Your Kid's Brain on Cereal

Kids' Cereal: Is It Food?

by Dr. MaryJo Wagner

Last year our teenage grandson lived with us. He had some adhd behavior, little motivation for school, and lousy grades.

We loved having him with us but what a challenge. Just getting Caleb to eat breakfast at all, much less a healthy one, started out as a struggle. But it was step one toward doing better in school and helping tame the adhd behavior.

We're at the grocery store. He wants Froot Loops for cereal. I say "No, not only are Froot Loops not cereal, they aren't even food."

But by the time the year with his grandparents was up, Caleb was happily eating a low sugar, high protein and fiber, whole grain cereal for breakfast.

In the end, he chose the Kellog's Frosted Mini-Wheats, not me--a cereal with a whopping 74 out of 82 on the Cereal Nutrition Scale versus Kellog's Fruit Loops with a measly score of 38.

So how did I get Caleb to eat a relatively healthy cereal which he chose?

Here's what happened. Told him he'd play better football if he'd eat better. Taught him how to read labels. Made a contest out of it. And declared that sugar-coated cereal would never appear on our shelves. Period!

To push my limits, Caleb asks about a cereal that is frosted. I repeat the no sugar-coated cereal at our house.

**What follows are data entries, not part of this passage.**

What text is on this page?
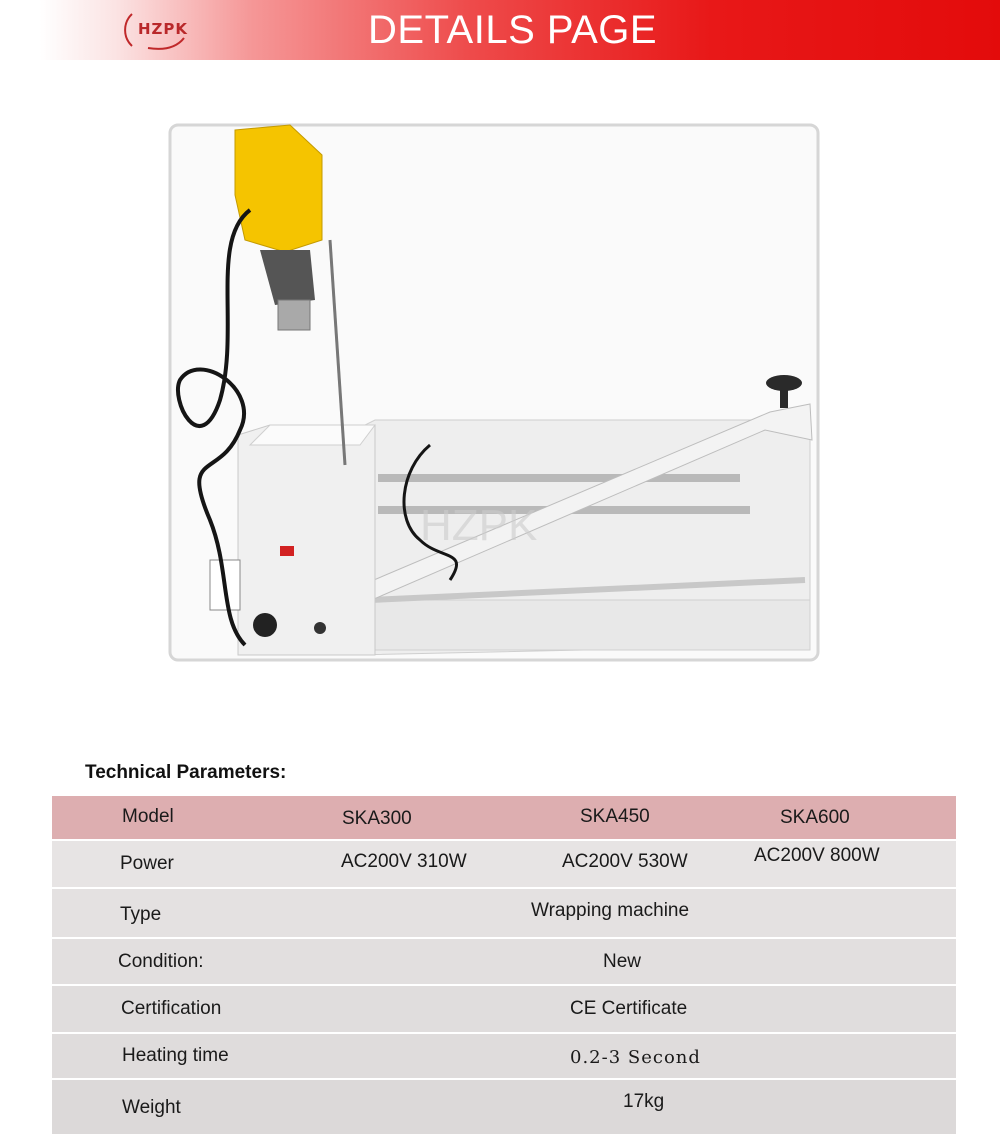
HZPK	DETAILS PAGE
HZPK
Technical Parameters:
Model	SKA300	SKA450	SKA600
Power	AC200V 310W	AC200V 530W	AC200V 800W
Type	Wrapping machine
Condition:	New
Certification	CE Certificate
Heating time	0.2-3 Second
Weight	17kg
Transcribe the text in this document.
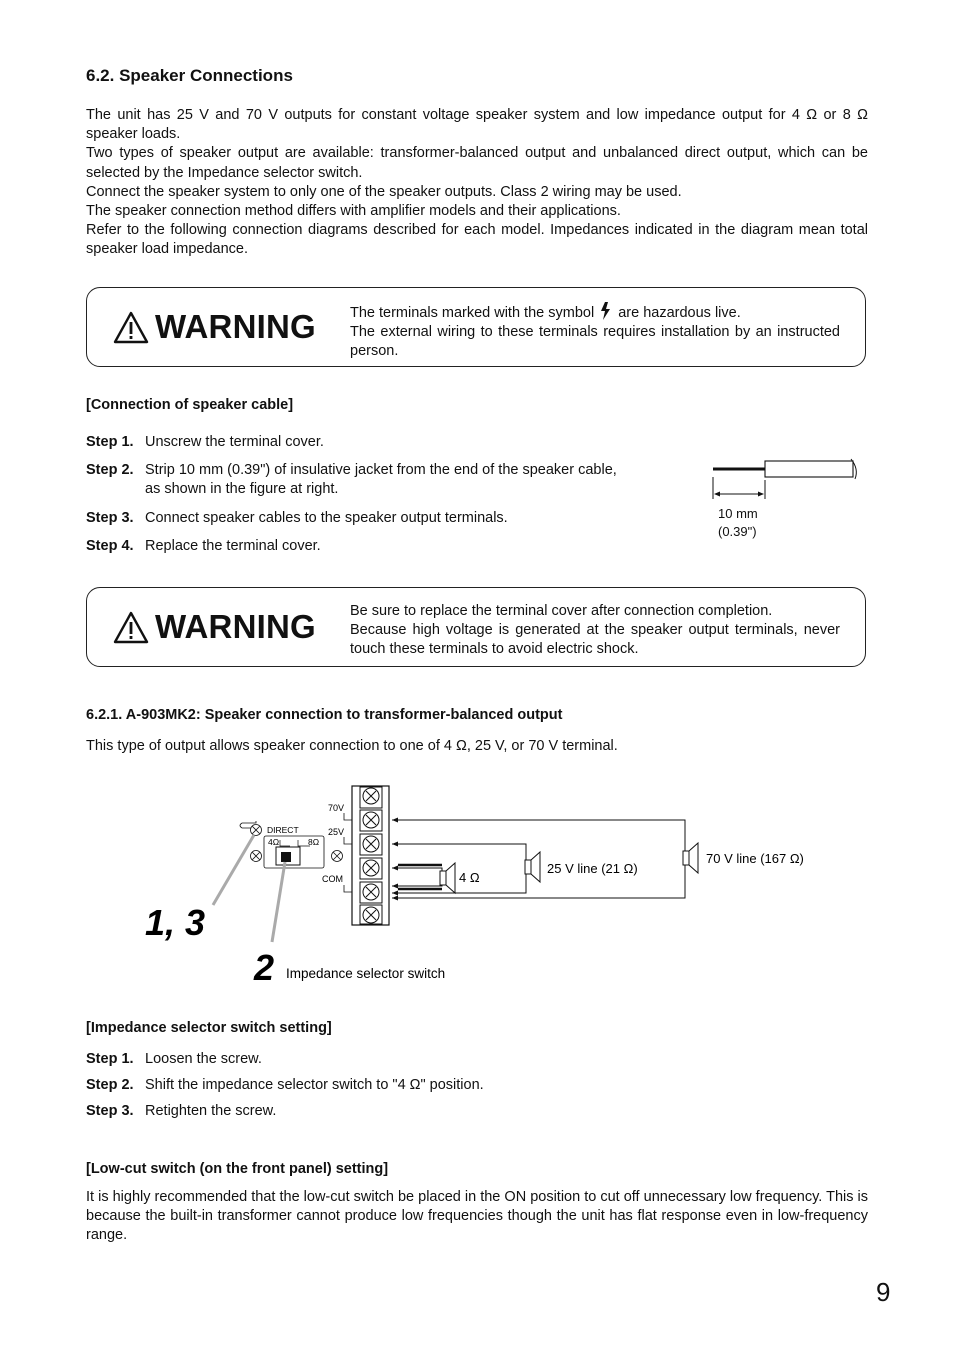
6.2. Speaker Connections

The unit has 25 V and 70 V outputs for constant voltage speaker system and low impedance output for 4 Ω or 8 Ω speaker loads.

Two types of speaker output are available: transformer-balanced output and unbalanced direct output, which can be selected by the Impedance selector switch.

Connect the speaker system to only one of the speaker outputs. Class 2 wiring may be used.

The speaker connection method differs with amplifier models and their applications.

Refer to the following connection diagrams described for each model. Impedances indicated in the diagram mean total speaker load impedance.

WARNING The terminals marked with the symbol are hazardous live.

The external wiring to these terminals requires installation by an instructed person.

[Connection of speaker cable]
Step 1. Unscrew the terminal cover.
Step 2. Strip 10 mm (0.39") of insulative jacket from the end of the speaker cable,
as shown in the figure at right.
Step 3. Connect speaker cables to the speaker output terminals.
Step 4. Replace the terminal cover.
10 mm
(0.39")
WARNING Be sure to replace the terminal cover after connection completion.

Because high voltage is generated at the speaker output terminals, never touch these terminals to avoid electric shock.

6.2.1. A-903MK2: Speaker connection to transformer-balanced output
This type of output allows speaker connection to one of 4 Ω, 25 V, or 70 V terminal.
70V
25V
COM
DIRECT
4Ω	8Ω
4 Ω
25 V line (21 Ω)
70 V line (167 Ω)
1, 3
2 Impedance selector switch
[Impedance selector switch setting]
Step 1. Loosen the screw.
Step 2. Shift the impedance selector switch to "4 Ω" position.
Step 3. Retighten the screw.
[Low-cut switch (on the front panel) setting]
It is highly recommended that the low-cut switch be placed in the ON position to cut off unnecessary low frequency. This is because the built-in transformer cannot produce low frequencies though the unit has flat response even in low-frequency range.
9
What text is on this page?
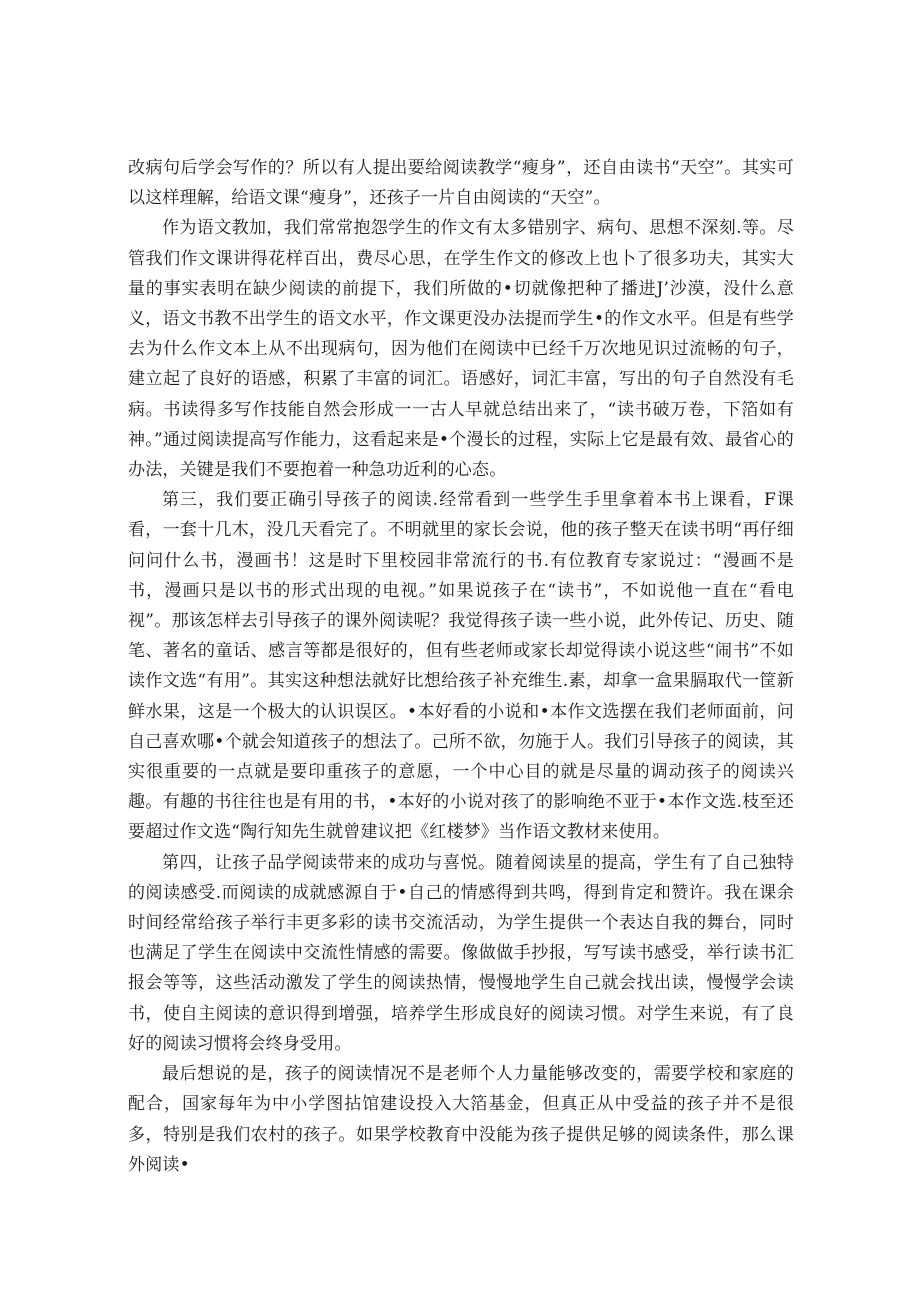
改病句后学会写作的？所以有人提出要给阅读教学“瘦身”，还自由读书“天空”。其实可以这样理解，给语文课“瘦身”，还孩子一片自由阅读的“天空”。

作为语文教加，我们常常抱怨学生的作文有太多错别字、病句、思想不深刻.等。尽管我们作文课讲得花样百出，费尽心思，在学生作文的修改上也卜了很多功夫，其实大量的事实表明在缺少阅读的前提下，我们所做的•切就像把种了播进J’沙漠，没什么意义，语文书教不出学生的语文水平，作文课更没办法提而学生•的作文水平。但是有些学去为什么作文本上从不出现病句，因为他们在阅读中已经千万次地见识过流畅的句子，建立起了良好的语感，积累了丰富的词汇。语感好，词汇丰富，写出的句子自然没有毛病。书读得多写作技能自然会形成一一古人早就总结出来了，“读书破万卷，下箔如有神。”通过阅读提高写作能力，这看起来是•个漫长的过程，实际上它是最有效、最省心的办法，关键是我们不要抱着一种急功近利的心态。

第三，我们要正确引导孩子的阅读.经常看到一些学生手里拿着本书上课看，F课看，一套十几木，没几天看完了。不明就里的家长会说，他的孩子整天在读书明“再仔细问问什么书，漫画书！这是时下里校园非常流行的书.有位教育专家说过：“漫画不是书，漫画只是以书的形式出现的电视。”如果说孩子在“读书”，不如说他一直在“看电视”。那该怎样去引导孩子的课外阅读呢？我觉得孩子读一些小说，此外传记、历史、随笔、著名的童话、感言等都是很好的，但有些老师或家长却觉得读小说这些“闹书”不如读作文选“有用”。其实这种想法就好比想给孩子补充维生.素，却拿一盒果膈取代一筐新鲜水果，这是一个极大的认识误区。•本好看的小说和•本作文选摆在我们老师面前，问自己喜欢哪•个就会知道孩子的想法了。己所不欲，勿施于人。我们引导孩子的阅读，其实很重要的一点就是要印重孩子的意愿，一个中心目的就是尽量的调动孩子的阅读兴趣。有趣的书往往也是有用的书，•本好的小说对孩了的影响绝不亚于•本作文选.枝至还要超过作文选“陶行知先生就曾建议把《红楼梦》当作语文教材来使用。

第四，让孩子品学阅读带来的成功与喜悦。随着阅读星的提高，学生有了自己独特的阅读感受.而阅读的成就感源自于•自己的情感得到共鸣，得到肯定和赞许。我在课余时间经常给孩子举行丰更多彩的读书交流活动，为学生提供一个表达自我的舞台，同时也满足了学生在阅读中交流性情感的需要。像做做手抄报，写写读书感受，举行读书汇报会等等，这些活动激发了学生的阅读热情，慢慢地学生自己就会找出读，慢慢学会读书，使自主阅读的意识得到增强，培养学生形成良好的阅读习惯。对学生来说，有了良好的阅读习惯将会终身受用。

最后想说的是，孩子的阅读情况不是老师个人力量能够改变的，需要学校和家庭的配合，国家每年为中小学图拈馆建设投入大箔基金，但真正从中受益的孩子并不是很多，特别是我们农村的孩子。如果学校教育中没能为孩子提供足够的阅读条件，那么课外阅读•
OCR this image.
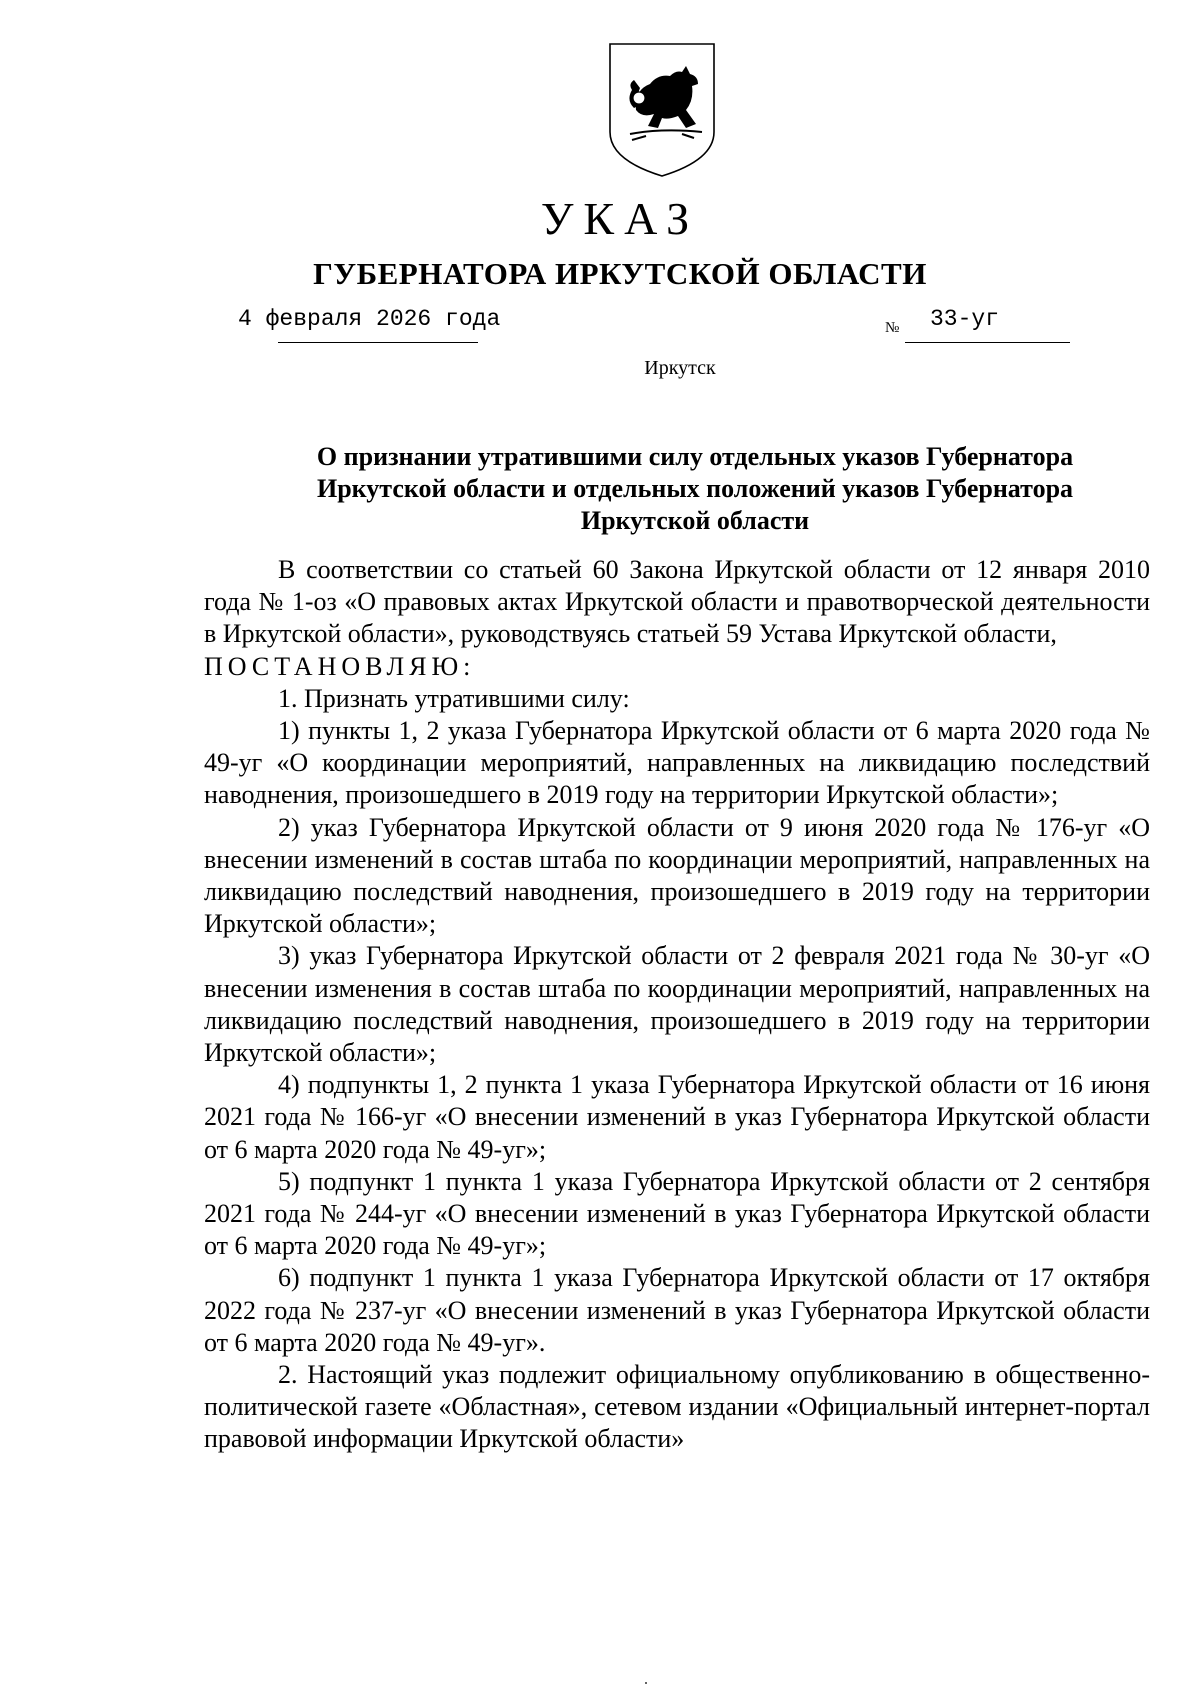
УКАЗ
ГУБЕРНАТОРА ИРКУТСКОЙ ОБЛАСТИ
4 февраля 2026 года	№ 33-уг
Иркутск
О признании утратившими силу отдельных указов Губернатора Иркутской области и отдельных положений указов Губернатора Иркутской области

В соответствии со статьей 60 Закона Иркутской области от 12 января 2010 года № 1-оз «О правовых актах Иркутской области и правотворческой деятельности в Иркутской области», руководствуясь статьей 59 Устава Иркутской области,

ПОСТАНОВЛЯЮ:

1. Признать утратившими силу:

1) пункты 1, 2 указа Губернатора Иркутской области от 6 марта 2020 года № 49-уг «О координации мероприятий, направленных на ликвидацию последствий наводнения, произошедшего в 2019 году на территории Иркутской области»;

2) указ Губернатора Иркутской области от 9 июня 2020 года № 176-уг «О внесении изменений в состав штаба по координации мероприятий, направленных на ликвидацию последствий наводнения, произошедшего в 2019 году на территории Иркутской области»;

3) указ Губернатора Иркутской области от 2 февраля 2021 года № 30-уг «О внесении изменения в состав штаба по координации мероприятий, направленных на ликвидацию последствий наводнения, произошедшего в 2019 году на территории Иркутской области»;

4) подпункты 1, 2 пункта 1 указа Губернатора Иркутской области от 16 июня 2021 года № 166-уг «О внесении изменений в указ Губернатора Иркутской области от 6 марта 2020 года № 49-уг»;

5) подпункт 1 пункта 1 указа Губернатора Иркутской области от 2 сентября 2021 года № 244-уг «О внесении изменений в указ Губернатора Иркутской области от 6 марта 2020 года № 49-уг»;

6) подпункт 1 пункта 1 указа Губернатора Иркутской области от 17 октября 2022 года № 237-уг «О внесении изменений в указ Губернатора Иркутской области от 6 марта 2020 года № 49-уг».

2. Настоящий указ подлежит официальному опубликованию в общественно-политической газете «Областная», сетевом издании «Официальный интернет-портал правовой информации Иркутской области»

Then he, in typical teenager fashion, goes back to the cereal he chose so he can prove to me that it meets my standards. And he was right! He had found a cereal, despite the frosting, that's low in sugar for packaged cereal and relatively high in protein and fiber.

He won the contest, but I won the goal of getting him to eat a healthy breakfast.

Do whatever you can to get your kids interested in eating well. Teach them to read labels. Make a game out of it.

What they eat affects how well they learn. So a kid who survives on junk food loaded with sugar and fat will struggle more with learning and have more behavioral issues including ADHD-like symptoms.